É ele quem defende a tese central de Dia dos Mortos: zumbis podem, sim, ser controlados e domesticados, para que, mesmo em sua condição, retornem à civilidade. Os mortos-vivos são mais “humanos” do que imaginamos e, assim, como crianças, podem ser ensinados a diferenciar o certo ou o errado caso sejam recompensados.

Bub, o zumbi de estimação: música clássica e literatura para acalmar a fome por carne humana.

Bub, o zumbi de estimação: música clássica e literatura para acalmar a fome por carne humana. (Foto: Divulgação)

A prova “viva” dessa tese singular é o simpático zumbi Bub, que o Dr. Frankenstein mantém acorrentado em uma sala. O morto-vivo se lembra de várias coisas que costumava fazer antes de ser morto, ao ponto de saber manusear alguns objetos, como um aparelho de barbear, um telefone e até um livro — que, vejam só, é o romance A Hora do Vampiro (Salem’s Lot), de Stephen King.

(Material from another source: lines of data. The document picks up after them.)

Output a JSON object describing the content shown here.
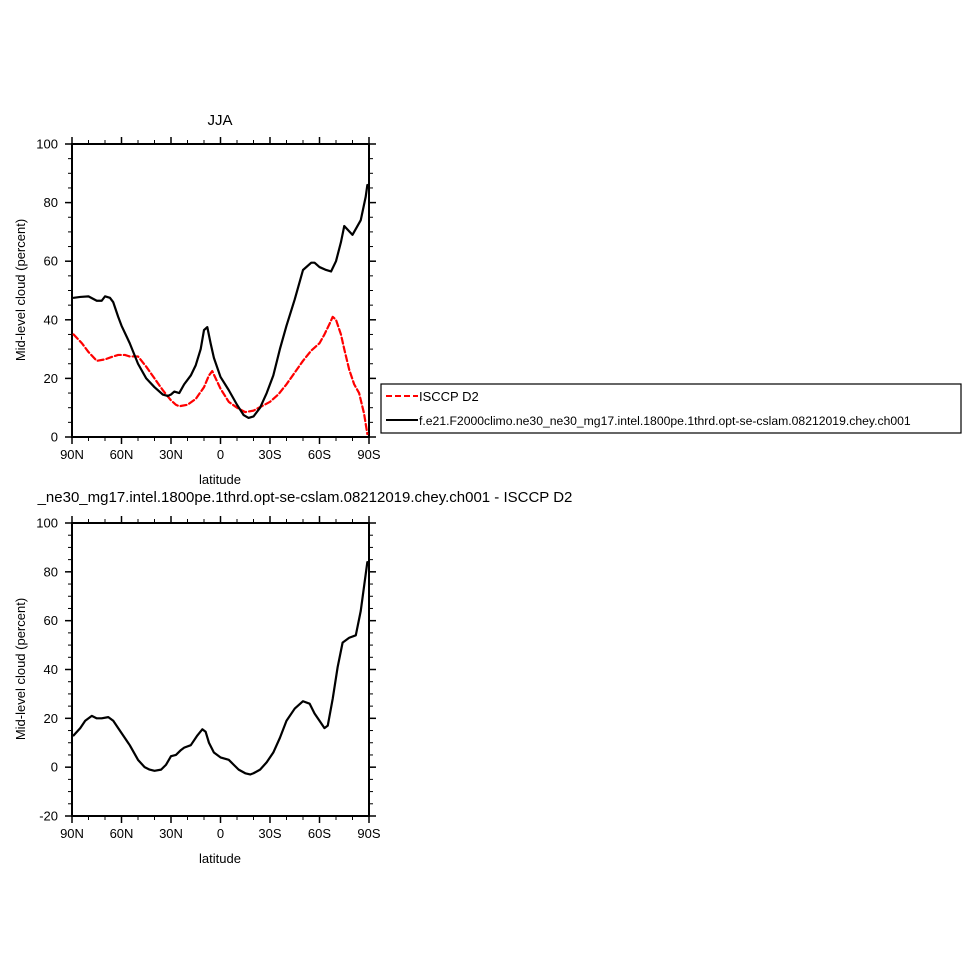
{
  "chart_data": [
    {
      "type": "line",
      "title": "JJA",
      "xlabel": "latitude",
      "ylabel": "Mid-level cloud (percent)",
      "xlim": [
        -90,
        90
      ],
      "ylim": [
        0,
        100
      ],
      "xticks": [
        -90,
        -60,
        -30,
        0,
        30,
        60,
        90
      ],
      "xtick_labels": [
        "90N",
        "60N",
        "30N",
        "0",
        "30S",
        "60S",
        "90S"
      ],
      "yticks": [
        0,
        20,
        40,
        60,
        80,
        100
      ],
      "ytick_labels": [
        "0",
        "20",
        "40",
        "60",
        "80",
        "100"
      ],
      "grid": false,
      "legend_position": "outside-right",
      "series": [
        {
          "name": "ISCCP D2",
          "color": "#ff0000",
          "dash": "dashed",
          "x": [
            -89,
            -84,
            -80,
            -75,
            -70,
            -65,
            -62,
            -58,
            -55,
            -50,
            -45,
            -40,
            -35,
            -30,
            -27,
            -25,
            -20,
            -15,
            -10,
            -7,
            -5,
            0,
            5,
            10,
            15,
            20,
            25,
            30,
            35,
            40,
            45,
            50,
            55,
            58,
            60,
            63,
            66,
            68,
            70,
            73,
            75,
            78,
            81,
            84,
            87,
            89
          ],
          "y": [
            35,
            32,
            29,
            26,
            26.5,
            27.5,
            28,
            28,
            27.5,
            27.5,
            24,
            20,
            16,
            12.5,
            11,
            10.5,
            11,
            13,
            17,
            21,
            22.5,
            16.5,
            12,
            10,
            8.5,
            9,
            10.5,
            12,
            14.5,
            18,
            22,
            26,
            29.5,
            31,
            32,
            35,
            38.5,
            41,
            40,
            35,
            30,
            23,
            18,
            15,
            8,
            1
          ]
        },
        {
          "name": "f.e21.F2000climo.ne30_ne30_mg17.intel.1800pe.1thrd.opt-se-cslam.08212019.chey.ch001",
          "color": "#000000",
          "dash": "solid",
          "x": [
            -89,
            -85,
            -80,
            -75,
            -72,
            -70,
            -67,
            -65,
            -62,
            -60,
            -55,
            -50,
            -45,
            -40,
            -35,
            -32,
            -30,
            -28,
            -25,
            -22,
            -18,
            -15,
            -12,
            -10,
            -8,
            -6,
            -4,
            0,
            5,
            10,
            14,
            17,
            20,
            24,
            28,
            32,
            36,
            40,
            45,
            50,
            55,
            57,
            60,
            64,
            67,
            70,
            73,
            75,
            80,
            85,
            88,
            89
          ],
          "y": [
            47.5,
            47.8,
            48,
            46.5,
            46.5,
            48,
            47.5,
            46,
            41,
            38,
            32,
            25,
            20,
            17,
            14.5,
            14,
            14.5,
            15.5,
            15,
            18,
            21,
            24.5,
            30,
            36.5,
            37.5,
            32,
            27,
            20.5,
            16,
            11,
            7.5,
            6.5,
            7,
            10,
            15,
            21,
            30,
            38,
            47,
            57,
            59.5,
            59.5,
            58,
            57,
            56.5,
            60,
            66.5,
            72,
            69,
            74,
            82,
            86
          ]
        }
      ]
    },
    {
      "type": "line",
      "title": "_ne30_mg17.intel.1800pe.1thrd.opt-se-cslam.08212019.chey.ch001 - ISCCP D2",
      "xlabel": "latitude",
      "ylabel": "Mid-level cloud (percent)",
      "xlim": [
        -90,
        90
      ],
      "ylim": [
        -20,
        100
      ],
      "xticks": [
        -90,
        -60,
        -30,
        0,
        30,
        60,
        90
      ],
      "xtick_labels": [
        "90N",
        "60N",
        "30N",
        "0",
        "30S",
        "60S",
        "90S"
      ],
      "yticks": [
        -20,
        0,
        20,
        40,
        60,
        80,
        100
      ],
      "ytick_labels": [
        "-20",
        "0",
        "20",
        "40",
        "60",
        "80",
        "100"
      ],
      "grid": false,
      "series": [
        {
          "color": "#000000",
          "dash": "solid",
          "x": [
            -89,
            -85,
            -82,
            -78,
            -75,
            -72,
            -68,
            -65,
            -62,
            -58,
            -55,
            -50,
            -46,
            -43,
            -40,
            -36,
            -33,
            -30,
            -27,
            -24,
            -22,
            -18,
            -14,
            -11,
            -9,
            -7,
            -4,
            0,
            5,
            8,
            11,
            15,
            18,
            20,
            24,
            28,
            32,
            36,
            40,
            45,
            50,
            54,
            57,
            60,
            63,
            65,
            68,
            71,
            74,
            78,
            82,
            85,
            88,
            89
          ],
          "y": [
            13,
            16,
            19,
            21,
            20,
            20,
            20.5,
            19,
            16,
            12,
            9,
            3,
            0,
            -1,
            -1.5,
            -1,
            1,
            4.5,
            5,
            7,
            8,
            9,
            13,
            15.5,
            14.5,
            10,
            6,
            4,
            3,
            1,
            -1,
            -2.5,
            -3,
            -2.5,
            -1,
            2,
            6,
            12,
            19,
            24,
            27,
            26,
            22,
            19,
            16,
            17,
            28,
            41,
            51,
            53,
            54,
            64,
            79,
            84
          ]
        }
      ]
    }
  ]
}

A convivência próxima com seu “mentor” parece privar Bub de atacar os humanos deliberamente — ele chega a mostrar respeito ao encarar um dos militares, fazendo uma continência. O experimento vai mais longe e, em uma das cenas mais cômicas do filme, o simpático zumbi se diverte escutando música clássica em um toca-fitas. É recompensado pelo “bom comportamento” recebendo pedaços fresquinhos dos soldados mortos. Assim fica fácil.

Rhodes, o militar linha-dura de Dia dos Mortos: inspiração para o Governador, de The Walking Dead?

Rhodes, o militar linha-dura de Dia dos Mortos: inspiração para o Governador, de The Walking Dead? (Foto: Divulgação)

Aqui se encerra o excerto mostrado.